Fluid Viscosity Affects the Fragmentation and Inertial Cavitation Threshold of Lipid-Encapsulated Microbubbles

• Published in: Ultrasound in medicine & biology Vol. 42; no. 3; pp. 782 - 794
• Main Authors: Helfield, Brandon, Black, John J., Qin, Bin, Pacella, John, Chen, Xucai, Villanueva, Flordeliza S.
• Format: Journal Article
• Language: English
• Published: England Elsevier Inc 01.03.2016
• Subjects: Capsules - chemistry; Capsules - radiation effects; Contrast Media - chemistry; Contrast Media - radiation effects; Fluid viscosity; Fragmentation; Gases - chemical synthesis; High-Energy Shock Waves; High-speed imaging; Inertial cavitation; Lipids - chemistry; Lipids - radiation effects; Materials Testing; Microbubbles; Radiation Dosage; Radiology; Rheology - methods; Solutions - chemistry; Solutions - radiation effects; Sonication - methods; Stable cavitation; Ultrasound; Viscosity; Stable cavitation; Fluid viscosity; High-speed imaging; Microbubbles; Ultrasound; Inertial cavitation; Fragmentation
• ISSN: 0301-5629; 1879-291X; 1879-291X
• DOI: 10.1016/j.ultrasmedbio.2015.10.023

Ultrasound and microbubble optimization studies for therapeutic applications are often conducted in water/saline, with a fluid viscosity of 1 cP. In an in vivo context, microbubbles are situated in blood, a more viscous fluid (∼4 cP).

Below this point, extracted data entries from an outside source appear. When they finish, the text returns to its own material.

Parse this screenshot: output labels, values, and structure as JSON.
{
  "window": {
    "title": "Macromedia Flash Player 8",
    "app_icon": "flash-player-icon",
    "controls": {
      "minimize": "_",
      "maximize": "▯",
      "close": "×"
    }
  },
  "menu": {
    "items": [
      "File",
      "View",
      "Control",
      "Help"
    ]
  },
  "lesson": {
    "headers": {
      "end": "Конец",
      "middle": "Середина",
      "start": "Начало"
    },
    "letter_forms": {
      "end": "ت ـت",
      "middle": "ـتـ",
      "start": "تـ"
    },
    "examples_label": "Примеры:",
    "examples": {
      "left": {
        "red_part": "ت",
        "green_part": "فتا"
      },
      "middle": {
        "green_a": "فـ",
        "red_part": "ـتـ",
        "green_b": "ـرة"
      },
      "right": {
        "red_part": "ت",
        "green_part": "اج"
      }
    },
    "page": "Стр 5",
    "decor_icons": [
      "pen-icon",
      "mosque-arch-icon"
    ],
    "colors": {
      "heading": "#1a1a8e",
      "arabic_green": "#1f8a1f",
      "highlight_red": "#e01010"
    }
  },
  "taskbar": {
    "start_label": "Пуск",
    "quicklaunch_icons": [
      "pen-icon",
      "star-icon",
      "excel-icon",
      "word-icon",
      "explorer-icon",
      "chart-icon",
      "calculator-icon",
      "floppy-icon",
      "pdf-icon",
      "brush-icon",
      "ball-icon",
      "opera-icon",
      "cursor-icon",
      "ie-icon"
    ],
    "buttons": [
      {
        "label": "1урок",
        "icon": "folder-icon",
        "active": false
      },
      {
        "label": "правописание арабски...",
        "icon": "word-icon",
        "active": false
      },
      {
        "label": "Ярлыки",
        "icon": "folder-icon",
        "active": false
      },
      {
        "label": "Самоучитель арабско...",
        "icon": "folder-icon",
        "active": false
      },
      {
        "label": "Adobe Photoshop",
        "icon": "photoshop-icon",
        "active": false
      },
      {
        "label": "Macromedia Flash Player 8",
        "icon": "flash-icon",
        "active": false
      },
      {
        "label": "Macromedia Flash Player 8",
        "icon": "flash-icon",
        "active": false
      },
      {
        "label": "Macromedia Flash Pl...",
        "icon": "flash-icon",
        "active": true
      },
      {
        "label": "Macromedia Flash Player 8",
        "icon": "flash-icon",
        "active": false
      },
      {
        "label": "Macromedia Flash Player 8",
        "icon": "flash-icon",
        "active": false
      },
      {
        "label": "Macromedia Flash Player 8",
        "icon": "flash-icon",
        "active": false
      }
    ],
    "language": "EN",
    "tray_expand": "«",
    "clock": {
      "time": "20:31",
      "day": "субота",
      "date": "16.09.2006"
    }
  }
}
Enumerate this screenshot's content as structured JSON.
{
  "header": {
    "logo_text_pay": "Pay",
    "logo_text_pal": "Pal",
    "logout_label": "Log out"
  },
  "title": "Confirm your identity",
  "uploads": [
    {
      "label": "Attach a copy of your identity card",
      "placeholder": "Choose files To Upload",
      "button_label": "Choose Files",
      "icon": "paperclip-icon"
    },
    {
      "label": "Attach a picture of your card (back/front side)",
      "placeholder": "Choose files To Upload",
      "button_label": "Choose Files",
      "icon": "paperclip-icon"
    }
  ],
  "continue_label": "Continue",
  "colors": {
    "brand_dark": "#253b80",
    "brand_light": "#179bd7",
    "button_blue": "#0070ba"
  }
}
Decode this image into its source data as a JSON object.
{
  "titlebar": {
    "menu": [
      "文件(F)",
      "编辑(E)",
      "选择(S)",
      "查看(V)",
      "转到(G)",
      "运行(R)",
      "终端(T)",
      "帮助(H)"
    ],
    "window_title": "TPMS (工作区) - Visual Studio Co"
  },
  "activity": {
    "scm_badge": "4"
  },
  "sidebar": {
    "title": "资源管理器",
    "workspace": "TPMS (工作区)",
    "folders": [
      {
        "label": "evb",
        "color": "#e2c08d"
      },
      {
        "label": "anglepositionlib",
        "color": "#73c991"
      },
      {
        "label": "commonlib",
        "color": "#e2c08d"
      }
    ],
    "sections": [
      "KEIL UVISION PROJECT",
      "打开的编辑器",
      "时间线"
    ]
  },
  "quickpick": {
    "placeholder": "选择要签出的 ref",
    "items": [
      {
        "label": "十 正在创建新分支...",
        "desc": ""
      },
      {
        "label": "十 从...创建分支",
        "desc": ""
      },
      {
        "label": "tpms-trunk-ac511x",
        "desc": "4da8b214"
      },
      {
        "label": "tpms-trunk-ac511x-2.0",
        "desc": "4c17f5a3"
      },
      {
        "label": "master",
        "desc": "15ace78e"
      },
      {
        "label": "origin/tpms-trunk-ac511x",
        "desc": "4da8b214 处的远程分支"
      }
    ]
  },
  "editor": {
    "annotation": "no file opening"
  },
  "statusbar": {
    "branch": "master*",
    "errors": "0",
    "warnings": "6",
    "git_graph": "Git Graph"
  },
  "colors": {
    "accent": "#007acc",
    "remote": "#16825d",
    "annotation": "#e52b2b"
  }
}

In this study, ultrahigh-speed microscopy and passive cavitation approaches were employed to investigate the effect of fluid viscosity on microbubble behavior at 1 MHz subject to high pressures (0.25–2 MPa). The propensity for individual microbubble (n = 220) fragmentation was found to significantly decrease in 4-cP fluid compared with 1-cP fluid, despite achieving similar maximum radial excursions. Microbubble populations diluted in 4-cP fluid exhibited decreased wideband emissions (up to 10.2 times), and increasingly distinct harmonic emission peaks (e.g., ultraharmonic) with increasing pressure, compared with those in 1-cP fluid. These results suggest that in vitro studies should consider an evaluation using physiologic viscosity perfusate before transitioning to in vivo evaluations.